Claude on Models

Author

Robert W. Walker

Published

March 12, 2026

Overview

This document illustrates how ordinary least squares (OLS) regression applies to cost accounting. We simulate 52 weeks of production data, estimate a cost function, and explore the regression output interactively.

The data-generating process (DGP) is:

\[\text{Cost}_t = \underbrace{16{,}750}_{\text{fixed overhead}} + \underbrace{150}_{\beta_1} \times \text{Units}_t + \underbrace{\varepsilon_t}_{\text{error}}\]

where \(\varepsilon_t \sim \mathcal{N}(16{,}750,\; 4{,}000^2)\) and \(\text{Units}_t\) follows a Poisson distribution with arrival rate \(\lambda = 2{,}000\) truncated below at \(1{,}500\).

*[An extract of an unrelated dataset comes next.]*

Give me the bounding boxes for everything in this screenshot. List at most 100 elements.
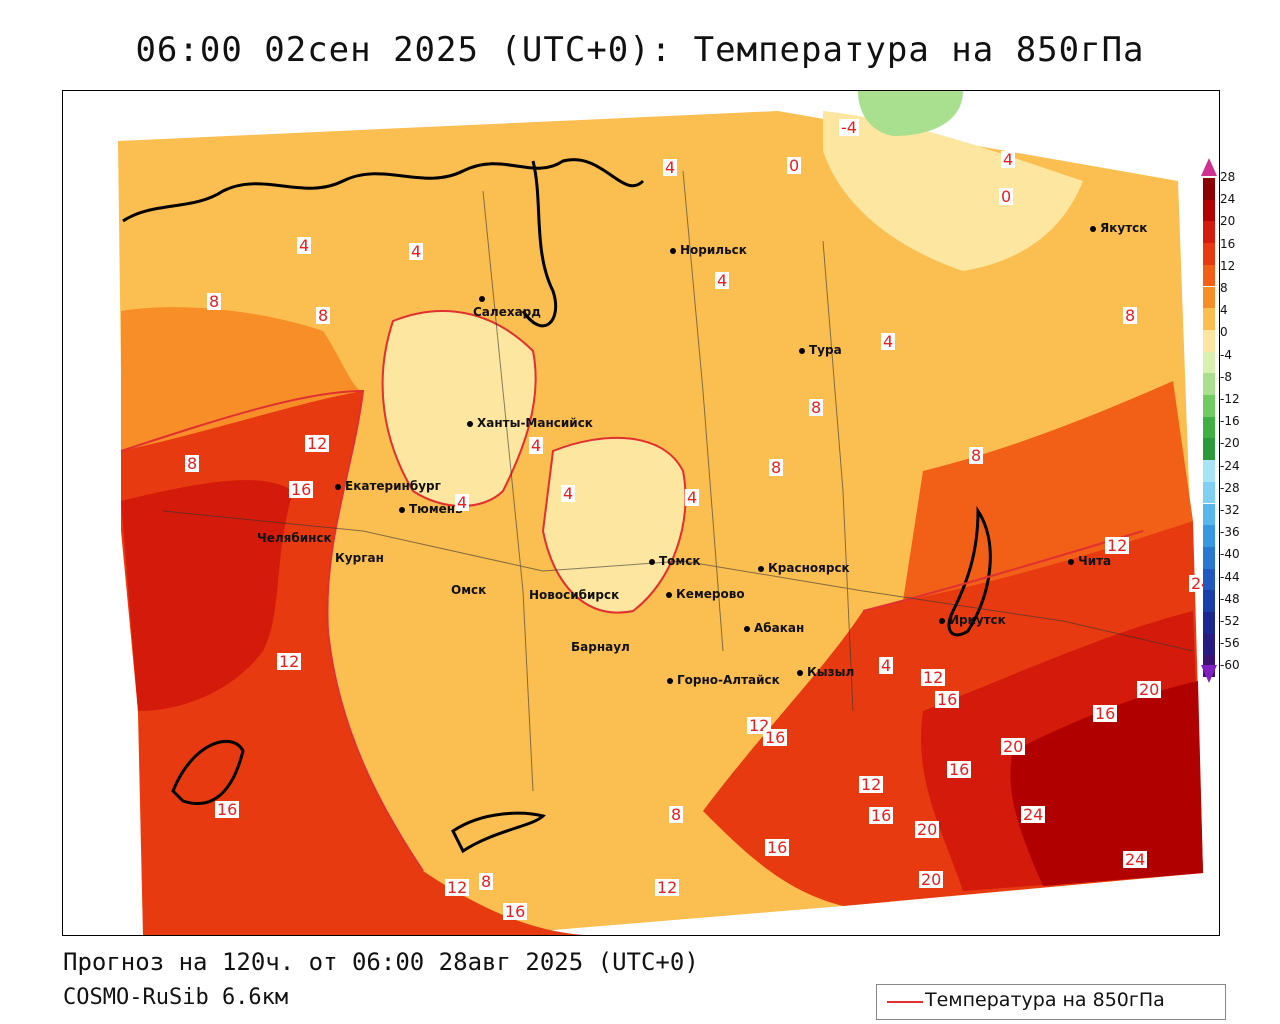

NoteIntercept interpretation

The error term has a non-zero mean of $16,750, so the effective DGP intercept is \(16{,}750 + 16{,}750 = \$33{,}500\). The OLS estimator targets this combined value. Managers should distinguish the accounting fixed cost ($16,750) from the statistical intercept estimated by regression.


Parameters

Simulation parameters
Parameter Symbol Value
Poisson arrival rate \(\lambda\) 2,000 units
Truncation lower bound 1,500 units
Variable cost per unit \(\beta_1\) $150
Fixed overhead \(\beta_0^{\text{acct}}\) $16,750
Error mean \(\mu_\varepsilon\) $16,750
Error std dev \(\sigma_\varepsilon\) $4,000
Effective DGP intercept \(\beta_0^{\text{DGP}}\) $33,500
Sample size \(n\) 52 weeks

Interactive explorer

The widget below generates a fresh 52-week sample and provides four analytical views. Use the New sample button to resample and observe how estimates vary.

Observations

52

Slope (β₁)

Intercept (β₀)

Show:
X-axis:

Residual mean

Residual std dev

RMSE

Drag slider to set production volume and read off cost forecast.

2,000

OLS prediction

95% PI lower

95% PI upper

Decomposition


Conceptual notes

Scatter plot

Each point is one week. The OLS line minimises the sum of squared vertical distances from each point to the line. Key comparisons:

  • OLS fit vs True DGP — in practice the true line is never observed; this toggle shows how well estimation recovers it from one year of data.
  • 95% CI band — confidence in the mean cost at a given volume level, narrowest near \(\bar{x}\) and widening at the extremes.

Residuals diagnostic

TipWhat to look for

A well-specified model shows residuals randomly scattered around zero with constant spread. Systematic patterns suggest:

  • Fan shape — heteroskedasticity (variance grows with output)
  • Curve — non-linearity (a quadratic term may help)
  • Drift over time — an omitted seasonal or trend variable

Distributions

Distribution panel guide
Panel What it shows
Units Left boundary at 1,500 visible; Poisson shape above
Total costs Driven by both volume variation and the error term
Residuals Should look approximately bell-shaped, centred near zero

Prediction intervals

The 95% prediction interval (PI) is wider than a confidence interval (CI) because it covers a single future week, not the mean:

\[\hat{y} \pm t_{n-2,\,0.025} \cdot \hat{\sigma}\sqrt{1 + \frac{1}{n} + \frac{(x^* - \bar{x})^2}{\sum(x_i - \bar{x})^2}}\]


Key formula reference

Parameter truth vs. estimation
Component True value OLS target
Intercept \(\beta_0\) $33,500 Varies by sample
Slope \(\beta_1\) $150 / unit Varies by sample
Error std dev \(\sigma\) $4,000 RMSE \(\approx\) $4,000
WarningSampling variability

Resample repeatedly to observe how much \(\hat{\beta}_0\), \(\hat{\beta}_1\), and \(R^2\) fluctuate. Regression coefficients are themselves random variables.


Simulated data — not real company figures.